Abstract

Objective: Angiotensin-converting enzyme inhibitors (ACEis) are beneficial in patients with heart failure and chronic kidney disease (CKD), yet their direct effects on the heart tissue remain inconclusive. It has been suggested that ACEi do not lead to continuous suppression of systemic angiotensin Ang II levels, but may exert beneficial effects by upregulating Ang 1–7, the suggested antagonist of Ang II. Here we determined the specific contributions of ACE and ACE-independent enzymes to systemic and local Ang-II and Ang 1–7 formation in heart-transplanted (HTX) patients with CKD under ACEi therapy. Design and method: In this cross-sectional, exploratory study we investigated local and systemic angiotensin formation in HTX patients. Right ventricular biopsies of allograft recipients (n = 12, with ACEi treatment and no RAS blockade) were used for assessing cardiac RAS activity by a highly sensitive mass spectrometry based assay. Ang I was spiked to biopsy homogenates, incubated in the presence or absence of selective enzyme inhibitors and the ACE and chymase mediated Ang II formation was measured. Accordingly, we assessed RAS enzyme mediated Ang 1–7 formation from Ang I as well as 1–7 formation from Ang II. Results: We demonstrated that the Ang II formation in plasma is completely ACE depended while ACEis are not efficient to inhibit cardiac Ang II formation in HTX patients. Conversely, cardiac Ang II formation was predominantly chymase-dependent. ACEi therapy significantly upregulated Ang I and Ang 1–7 plasma levels, but did not affect cardiac Ang 1–7 formation rates.
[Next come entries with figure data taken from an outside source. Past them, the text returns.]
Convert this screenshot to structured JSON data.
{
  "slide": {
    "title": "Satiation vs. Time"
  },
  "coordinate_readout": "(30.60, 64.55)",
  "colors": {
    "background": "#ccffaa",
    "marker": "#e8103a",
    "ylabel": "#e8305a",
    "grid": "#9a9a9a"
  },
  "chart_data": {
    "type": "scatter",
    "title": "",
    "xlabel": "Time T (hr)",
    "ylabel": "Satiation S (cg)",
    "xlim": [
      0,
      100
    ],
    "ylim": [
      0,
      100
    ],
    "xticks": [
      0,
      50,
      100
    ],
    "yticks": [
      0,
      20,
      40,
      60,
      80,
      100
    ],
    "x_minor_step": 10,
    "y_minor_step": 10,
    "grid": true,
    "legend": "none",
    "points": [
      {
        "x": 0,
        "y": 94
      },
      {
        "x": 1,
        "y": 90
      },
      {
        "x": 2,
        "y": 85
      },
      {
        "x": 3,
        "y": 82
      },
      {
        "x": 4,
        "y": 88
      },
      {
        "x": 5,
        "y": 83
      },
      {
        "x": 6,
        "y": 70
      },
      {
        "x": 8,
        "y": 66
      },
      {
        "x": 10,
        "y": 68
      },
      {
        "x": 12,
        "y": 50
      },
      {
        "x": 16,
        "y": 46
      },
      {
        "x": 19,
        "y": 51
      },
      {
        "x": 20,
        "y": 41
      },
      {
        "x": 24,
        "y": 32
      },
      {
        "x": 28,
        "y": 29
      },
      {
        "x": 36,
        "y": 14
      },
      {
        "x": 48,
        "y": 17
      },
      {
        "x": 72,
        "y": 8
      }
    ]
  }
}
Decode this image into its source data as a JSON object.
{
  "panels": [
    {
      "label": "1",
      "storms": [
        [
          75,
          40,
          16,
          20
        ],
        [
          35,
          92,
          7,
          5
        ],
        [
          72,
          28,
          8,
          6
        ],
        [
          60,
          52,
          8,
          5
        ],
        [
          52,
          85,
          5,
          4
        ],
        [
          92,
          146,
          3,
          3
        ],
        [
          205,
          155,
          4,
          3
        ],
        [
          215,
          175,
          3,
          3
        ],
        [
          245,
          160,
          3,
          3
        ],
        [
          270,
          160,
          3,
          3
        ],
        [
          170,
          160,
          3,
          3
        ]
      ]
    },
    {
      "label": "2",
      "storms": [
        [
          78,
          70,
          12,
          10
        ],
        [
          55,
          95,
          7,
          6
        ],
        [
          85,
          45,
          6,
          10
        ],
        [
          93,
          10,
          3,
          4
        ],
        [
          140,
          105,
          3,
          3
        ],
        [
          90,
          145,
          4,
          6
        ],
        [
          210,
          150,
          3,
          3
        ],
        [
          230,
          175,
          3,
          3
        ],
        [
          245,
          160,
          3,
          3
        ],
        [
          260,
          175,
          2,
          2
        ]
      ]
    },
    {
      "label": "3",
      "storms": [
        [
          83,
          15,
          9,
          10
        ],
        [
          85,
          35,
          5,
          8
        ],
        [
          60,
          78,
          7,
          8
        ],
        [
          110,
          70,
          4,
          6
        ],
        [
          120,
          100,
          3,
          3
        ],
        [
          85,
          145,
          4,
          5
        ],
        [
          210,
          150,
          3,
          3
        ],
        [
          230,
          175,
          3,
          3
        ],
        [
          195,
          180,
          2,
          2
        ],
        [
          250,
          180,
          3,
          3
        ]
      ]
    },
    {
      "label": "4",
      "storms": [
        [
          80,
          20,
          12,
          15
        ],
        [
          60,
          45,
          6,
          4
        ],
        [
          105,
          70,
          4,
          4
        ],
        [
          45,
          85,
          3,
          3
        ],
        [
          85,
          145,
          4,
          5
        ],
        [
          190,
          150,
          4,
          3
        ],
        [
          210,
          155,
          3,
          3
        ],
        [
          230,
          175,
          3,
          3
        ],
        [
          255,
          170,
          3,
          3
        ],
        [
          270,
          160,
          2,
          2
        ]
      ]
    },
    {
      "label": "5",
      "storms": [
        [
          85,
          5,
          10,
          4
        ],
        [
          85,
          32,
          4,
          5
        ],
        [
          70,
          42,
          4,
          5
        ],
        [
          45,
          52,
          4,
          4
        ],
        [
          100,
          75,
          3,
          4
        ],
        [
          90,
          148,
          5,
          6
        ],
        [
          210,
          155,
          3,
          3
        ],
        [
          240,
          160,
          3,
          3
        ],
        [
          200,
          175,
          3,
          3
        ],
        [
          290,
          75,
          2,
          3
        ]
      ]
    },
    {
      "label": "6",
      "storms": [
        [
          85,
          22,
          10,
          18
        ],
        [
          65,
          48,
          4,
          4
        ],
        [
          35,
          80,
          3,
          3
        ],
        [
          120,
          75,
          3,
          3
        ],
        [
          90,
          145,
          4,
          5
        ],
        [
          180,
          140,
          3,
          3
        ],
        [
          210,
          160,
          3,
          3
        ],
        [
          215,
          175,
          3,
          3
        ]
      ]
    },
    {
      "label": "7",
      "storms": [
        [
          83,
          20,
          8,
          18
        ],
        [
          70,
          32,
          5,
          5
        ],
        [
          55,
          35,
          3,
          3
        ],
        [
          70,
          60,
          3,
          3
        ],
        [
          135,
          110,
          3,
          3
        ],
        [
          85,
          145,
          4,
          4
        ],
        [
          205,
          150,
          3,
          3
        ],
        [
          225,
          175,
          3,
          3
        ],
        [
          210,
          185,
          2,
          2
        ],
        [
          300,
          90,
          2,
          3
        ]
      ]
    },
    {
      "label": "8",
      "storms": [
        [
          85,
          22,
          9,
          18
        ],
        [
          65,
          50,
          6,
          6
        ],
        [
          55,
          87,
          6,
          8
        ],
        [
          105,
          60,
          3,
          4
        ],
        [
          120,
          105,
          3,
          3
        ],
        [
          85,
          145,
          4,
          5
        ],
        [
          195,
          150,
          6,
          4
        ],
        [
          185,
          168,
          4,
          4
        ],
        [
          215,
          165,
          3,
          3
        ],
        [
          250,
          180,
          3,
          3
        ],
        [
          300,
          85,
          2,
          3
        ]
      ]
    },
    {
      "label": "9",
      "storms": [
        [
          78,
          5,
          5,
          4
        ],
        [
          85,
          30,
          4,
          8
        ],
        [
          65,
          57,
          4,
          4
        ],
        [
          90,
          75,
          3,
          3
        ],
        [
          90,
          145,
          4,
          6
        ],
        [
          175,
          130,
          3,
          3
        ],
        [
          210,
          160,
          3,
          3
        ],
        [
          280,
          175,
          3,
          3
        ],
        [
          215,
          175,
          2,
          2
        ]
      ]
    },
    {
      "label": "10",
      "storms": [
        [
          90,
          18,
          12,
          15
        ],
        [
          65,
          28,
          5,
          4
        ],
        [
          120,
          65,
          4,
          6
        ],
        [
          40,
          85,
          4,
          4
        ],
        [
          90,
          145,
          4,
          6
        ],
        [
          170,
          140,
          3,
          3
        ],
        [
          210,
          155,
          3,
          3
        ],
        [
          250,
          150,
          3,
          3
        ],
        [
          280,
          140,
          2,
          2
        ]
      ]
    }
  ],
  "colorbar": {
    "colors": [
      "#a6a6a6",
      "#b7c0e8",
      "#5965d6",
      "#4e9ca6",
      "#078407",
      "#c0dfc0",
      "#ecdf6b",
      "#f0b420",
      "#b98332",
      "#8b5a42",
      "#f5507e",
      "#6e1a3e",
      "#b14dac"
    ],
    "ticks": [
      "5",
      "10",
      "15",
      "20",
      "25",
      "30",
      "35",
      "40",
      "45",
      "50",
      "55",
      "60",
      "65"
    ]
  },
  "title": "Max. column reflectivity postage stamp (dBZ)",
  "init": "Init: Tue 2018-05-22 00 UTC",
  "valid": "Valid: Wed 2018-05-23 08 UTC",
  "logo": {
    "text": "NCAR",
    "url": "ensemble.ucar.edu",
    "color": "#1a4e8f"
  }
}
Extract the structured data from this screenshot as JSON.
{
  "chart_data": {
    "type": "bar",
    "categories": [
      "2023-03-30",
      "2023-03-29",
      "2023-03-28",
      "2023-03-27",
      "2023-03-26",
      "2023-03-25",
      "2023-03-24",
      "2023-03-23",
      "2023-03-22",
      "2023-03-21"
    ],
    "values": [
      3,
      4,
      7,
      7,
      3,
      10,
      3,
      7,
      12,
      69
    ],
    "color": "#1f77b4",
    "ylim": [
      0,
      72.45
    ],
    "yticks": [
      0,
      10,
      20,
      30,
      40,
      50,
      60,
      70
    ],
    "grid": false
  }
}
The enzymes neprilysin and prolylendopeptidase significantly contributed to cardiac Ang 1–7 formation directly from Ang I and surprisingly, prolylcarboxypeptidase dominated Ang 1–7 formation from Ang II compared to a minor contribution of ACE2 in myocardial tissue of HTX patients independent of ACEi therapy. Conclusions: The local and systemic RAS is differentially regulated in HTX patients. While plasma Ang II formation is ACE-dependent, the cardiac formation of Ang II is chymase-depended. Neprilysin, prolylendopeptidase and prolylcarboxypeptidase are the major contributors of cardiac Ang 1–7 formation independent of ACE2 activity and ACEi therapy. These findings provide molecular background for ACEi therapy with considerable impact on novel RAS-interfering therapeutic approaches.